Porsche and VW have a shared history over many years- both have been dominated by two families and it looks like they are now in disagreement about the way forward. Not a good position to be in considering the present climate.

Porsche do not want direct competition from within the VW group. The big concern will be around the VW upmarket brands- in particular Lamborghini and to a lesser extent Bentley. I think the ones likely to suffer most are Audi.

Lamborghini will be pushed further upmarket ( the updated gallardo has already done this), to stay clear of 911 Turbo, GT3 territory.

Bentley won't be allowed to expand thier range to include a 4x4 ( not a bad thing) nor a sub 100k car.

Porsche can't be happy that Audi built the R8 nor will they be pleased about models like the RS5 or TTRS. On the flip side Audi will see this as a hinderence as they are trying to compete with Mercedes and BMW.

All this is going to lead to friction between both sides but if Porsche do manage to secure a 50% shareholding it will make is easier for them but ultimately with a shared history and culture I would expect both sides reaching an acceptable middle ground. They do however need to resolve this issue of essentially producing products competing with each other in the marketplace.

17 September 2008

I agree with you on finding some kind of middle ground. But I think the world is big enough for cars like the R8 and 911. A bit of internal competition is good, it will keep standards high and will ultimately benefit customers. And if Porsche wants to avoid competition maybe it should rethink its next car the Panamera? Or at least the price of it.
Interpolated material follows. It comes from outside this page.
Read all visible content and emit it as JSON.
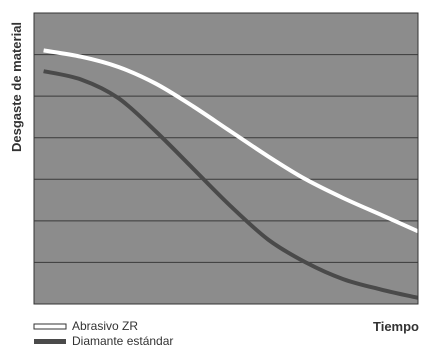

However I am beginning to wonder what benefit to the VAG-Porsche Group SEAT has.

18 September 2008

The R8 is the ideal way of making a faster Boxster without it competing within the Porsche range, as long as people are buying a VAG/Porsche product and the brands aren't suffering. I think the competition will only advance things in technology and will leave them at the very top of the market.

28bhp never felt so fast

 

18 September 2008

This is beginning to be a re-run of the "Rover" story; takes you back to the Jaguar v. Triumph v. Rover days. Hopefully the outcome will be different, but what are the chances of the Chinese picking over the bones in 10 years time?